SáBADO, 01 DE AGO.

Tragedia y tensión diplomática en Ceuta: 67 muertos y una Europa dividida ante la crisis migratoria

Mientras el Gobierno español instala barreras neumáticas tras el fallecimiento de decenas de personas en la frontera, Pedro Sánchez denunció el "egoísmo" de los países europeos que piden excluir a España del espacio Schengen.

 

La crisis en la frontera de Ceuta ha alcanzado niveles críticos, combinando una tragedia humanitaria con un enfrentamiento diplomático sin precedentes en el seno de la Unión Europea. Según datos oficiales del Ministerio del Interior de España, la cifra de víctimas fatales ascendió a 67 personas, quienes perdieron la vida por ahogamiento o en estampidas al intentar cruzar el espigón fronterizo del Tarajal.

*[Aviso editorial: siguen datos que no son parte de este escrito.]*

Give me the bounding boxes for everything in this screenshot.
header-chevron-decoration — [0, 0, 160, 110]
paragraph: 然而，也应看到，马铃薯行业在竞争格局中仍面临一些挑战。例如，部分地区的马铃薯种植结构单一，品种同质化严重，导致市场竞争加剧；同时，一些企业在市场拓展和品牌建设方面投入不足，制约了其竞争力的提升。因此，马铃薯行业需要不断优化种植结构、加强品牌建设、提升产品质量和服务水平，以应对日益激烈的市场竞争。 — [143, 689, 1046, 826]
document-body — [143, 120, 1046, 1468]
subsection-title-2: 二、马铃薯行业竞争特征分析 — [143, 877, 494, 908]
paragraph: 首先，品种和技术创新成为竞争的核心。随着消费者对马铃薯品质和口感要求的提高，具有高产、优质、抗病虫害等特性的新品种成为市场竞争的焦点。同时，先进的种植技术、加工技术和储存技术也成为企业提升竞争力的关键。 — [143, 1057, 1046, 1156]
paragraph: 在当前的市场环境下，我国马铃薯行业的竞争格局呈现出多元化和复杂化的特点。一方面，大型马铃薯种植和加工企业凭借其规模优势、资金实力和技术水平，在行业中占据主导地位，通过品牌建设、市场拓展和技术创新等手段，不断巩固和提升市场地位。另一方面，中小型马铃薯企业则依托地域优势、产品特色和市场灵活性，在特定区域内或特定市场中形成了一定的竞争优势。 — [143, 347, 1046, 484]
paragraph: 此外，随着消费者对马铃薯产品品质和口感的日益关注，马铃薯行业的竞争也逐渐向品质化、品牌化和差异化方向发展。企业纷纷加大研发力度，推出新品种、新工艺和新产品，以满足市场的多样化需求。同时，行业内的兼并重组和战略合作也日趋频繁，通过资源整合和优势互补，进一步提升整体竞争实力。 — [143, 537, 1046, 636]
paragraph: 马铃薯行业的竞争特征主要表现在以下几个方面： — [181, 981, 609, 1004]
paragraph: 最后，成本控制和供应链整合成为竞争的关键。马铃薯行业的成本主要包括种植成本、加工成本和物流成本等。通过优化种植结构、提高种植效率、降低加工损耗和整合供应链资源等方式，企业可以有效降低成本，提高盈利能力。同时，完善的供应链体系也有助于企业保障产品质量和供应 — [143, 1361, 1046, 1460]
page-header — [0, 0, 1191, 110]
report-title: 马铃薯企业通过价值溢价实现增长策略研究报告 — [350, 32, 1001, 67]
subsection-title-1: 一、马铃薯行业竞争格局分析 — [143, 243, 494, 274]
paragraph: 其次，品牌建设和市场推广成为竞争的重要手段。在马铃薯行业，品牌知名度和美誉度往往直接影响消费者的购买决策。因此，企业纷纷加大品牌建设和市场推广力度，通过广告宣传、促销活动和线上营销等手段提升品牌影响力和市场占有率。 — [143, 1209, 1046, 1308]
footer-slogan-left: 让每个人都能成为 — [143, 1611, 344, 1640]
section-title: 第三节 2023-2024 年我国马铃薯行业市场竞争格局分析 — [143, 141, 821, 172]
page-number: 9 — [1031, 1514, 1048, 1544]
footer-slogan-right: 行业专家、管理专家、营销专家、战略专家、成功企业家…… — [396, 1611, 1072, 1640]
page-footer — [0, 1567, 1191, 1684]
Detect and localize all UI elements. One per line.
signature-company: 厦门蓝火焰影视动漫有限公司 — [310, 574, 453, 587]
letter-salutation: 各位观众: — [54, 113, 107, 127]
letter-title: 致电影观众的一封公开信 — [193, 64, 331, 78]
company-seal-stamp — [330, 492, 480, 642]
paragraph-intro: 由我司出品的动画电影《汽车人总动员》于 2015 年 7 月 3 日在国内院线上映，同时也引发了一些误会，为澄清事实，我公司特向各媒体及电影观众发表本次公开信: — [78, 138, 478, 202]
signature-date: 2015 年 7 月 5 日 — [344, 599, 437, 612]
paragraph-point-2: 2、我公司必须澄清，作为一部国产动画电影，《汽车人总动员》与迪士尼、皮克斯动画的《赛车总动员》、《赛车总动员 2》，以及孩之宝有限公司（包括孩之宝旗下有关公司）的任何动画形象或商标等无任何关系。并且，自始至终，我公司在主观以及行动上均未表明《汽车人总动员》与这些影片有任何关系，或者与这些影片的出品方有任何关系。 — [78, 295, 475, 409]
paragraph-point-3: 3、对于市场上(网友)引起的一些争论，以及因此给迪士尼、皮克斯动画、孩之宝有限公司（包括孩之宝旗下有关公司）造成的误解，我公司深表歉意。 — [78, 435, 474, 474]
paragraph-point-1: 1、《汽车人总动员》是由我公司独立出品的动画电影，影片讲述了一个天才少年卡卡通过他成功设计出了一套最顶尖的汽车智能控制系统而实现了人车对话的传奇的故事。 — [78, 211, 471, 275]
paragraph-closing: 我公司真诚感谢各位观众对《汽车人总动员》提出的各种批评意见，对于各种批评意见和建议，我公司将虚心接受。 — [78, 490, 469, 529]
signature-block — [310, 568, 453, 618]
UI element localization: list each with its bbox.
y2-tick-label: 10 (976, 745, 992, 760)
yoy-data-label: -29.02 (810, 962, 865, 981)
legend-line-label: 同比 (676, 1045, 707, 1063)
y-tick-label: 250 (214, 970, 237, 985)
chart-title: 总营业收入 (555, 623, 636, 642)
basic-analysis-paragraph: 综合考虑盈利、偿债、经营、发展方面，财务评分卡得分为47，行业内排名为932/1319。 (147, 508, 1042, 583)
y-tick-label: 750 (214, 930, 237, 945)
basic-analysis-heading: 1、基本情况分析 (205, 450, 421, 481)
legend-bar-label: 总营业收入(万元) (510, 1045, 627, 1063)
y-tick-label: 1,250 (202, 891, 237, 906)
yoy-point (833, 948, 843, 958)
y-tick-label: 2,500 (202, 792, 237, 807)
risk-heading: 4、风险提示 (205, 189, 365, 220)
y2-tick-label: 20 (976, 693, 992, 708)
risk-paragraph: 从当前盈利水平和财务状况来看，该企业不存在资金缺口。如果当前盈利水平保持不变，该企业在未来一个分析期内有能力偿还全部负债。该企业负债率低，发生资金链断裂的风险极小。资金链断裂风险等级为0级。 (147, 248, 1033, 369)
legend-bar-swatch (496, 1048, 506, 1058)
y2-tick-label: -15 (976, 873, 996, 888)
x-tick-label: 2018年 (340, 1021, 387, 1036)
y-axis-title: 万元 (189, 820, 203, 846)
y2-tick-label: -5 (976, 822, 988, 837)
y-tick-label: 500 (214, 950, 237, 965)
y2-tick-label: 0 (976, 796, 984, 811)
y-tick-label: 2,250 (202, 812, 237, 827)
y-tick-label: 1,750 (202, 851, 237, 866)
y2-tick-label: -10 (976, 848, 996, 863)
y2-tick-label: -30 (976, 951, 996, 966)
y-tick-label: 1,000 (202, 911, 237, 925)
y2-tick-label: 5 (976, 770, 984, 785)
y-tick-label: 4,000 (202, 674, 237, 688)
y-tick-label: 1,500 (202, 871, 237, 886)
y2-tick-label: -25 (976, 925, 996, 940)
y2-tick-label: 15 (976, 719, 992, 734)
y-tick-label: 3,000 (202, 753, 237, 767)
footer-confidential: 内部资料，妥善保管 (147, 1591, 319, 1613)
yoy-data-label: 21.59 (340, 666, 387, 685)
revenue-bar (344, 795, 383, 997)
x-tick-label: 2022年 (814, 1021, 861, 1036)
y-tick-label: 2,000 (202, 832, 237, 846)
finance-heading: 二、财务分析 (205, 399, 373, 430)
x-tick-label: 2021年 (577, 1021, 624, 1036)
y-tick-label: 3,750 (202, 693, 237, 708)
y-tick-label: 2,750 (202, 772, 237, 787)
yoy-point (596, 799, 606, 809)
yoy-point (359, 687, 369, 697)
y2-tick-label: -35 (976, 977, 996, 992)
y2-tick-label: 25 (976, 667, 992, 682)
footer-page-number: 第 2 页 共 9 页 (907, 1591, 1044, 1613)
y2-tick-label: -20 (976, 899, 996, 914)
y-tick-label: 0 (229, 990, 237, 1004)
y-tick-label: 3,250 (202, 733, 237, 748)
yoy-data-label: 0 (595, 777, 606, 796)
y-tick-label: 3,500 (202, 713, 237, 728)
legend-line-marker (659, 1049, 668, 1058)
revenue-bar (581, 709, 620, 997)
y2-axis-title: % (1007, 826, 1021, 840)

En respuesta a la crisis y para dar cumplimiento a una sentencia del Tribunal Supremo, el Gobierno español inició la instalación de una barrera neumática de 500 metros y boyas de contención en el área del espigón. Esta medida busca impedir el acceso a nado en una zona donde no existían elementos de contención física.

En este contexto de extrema vulnerabilidad, el presidente de España, Pedro Sánchez, envió una dura carta a la presidenta de la Comisión Europea, Ursula von der Leyen, y a otros líderes regionales. En la misiva, Sánchez defendió la actuación de su administración tras la entrada «irregular e inesperada» de unas 50.000 personas, asegurando que se logró restablecer el control en menos de 48 horas con «muy escaso apoyo de otros Estados europeos».

El mandatario español no ahorró críticas hacia países como Italia, Dinamarca y Finlandia, que han sugerido la exclusión de España del Tratado de Schengen. Sánchez calificó estas reacciones como «asimétricas» y peligrosas para la integridad del bloque.

En uno de los pasajes más contundentes de su carta, Sánchez sentenció:

“Una actitud así —impulsada por prejuicios, noticias falsas, desconocimiento o intereses políticos— no solo es contraria al derecho europeo, al derecho humanitario y a los principios de solidaridad que nos unen, sino que también va en contra de los intereses a largo plazo de Europa”.

Además, el presidente español advirtió que la Unión Europea no puede permitirse este tipo de respuestas «egoístas, polarizadoras y contrarias al derecho».

Mientras el ministro del Interior, Fernando Grande-Marlaska, asegura que la situación en Ceuta ya tiende a la normalidad, las autoridades locales disienten. El alcalde de la ciudad autónoma, Juan Jesús Vivas, afirmó que “la ciudad aún no ha recuperado la normalidad” y que la vida de los residentes se ha visto profundamente alterada.

 

La crisis de Ceuta vuelve a poner sobre la mesa la fragilidad de las políticas migratorias europeas y la falta de una responsabilidad compartida. Sánchez ha solicitado formalmente una reunión de urgencia de los ministros del Interior de la UE para establecer una respuesta común, reafirmando que la seguridad de las fronteras exteriores debe ser un compromiso de todos los Estados miembros y no solo de los que están en la «primera línea».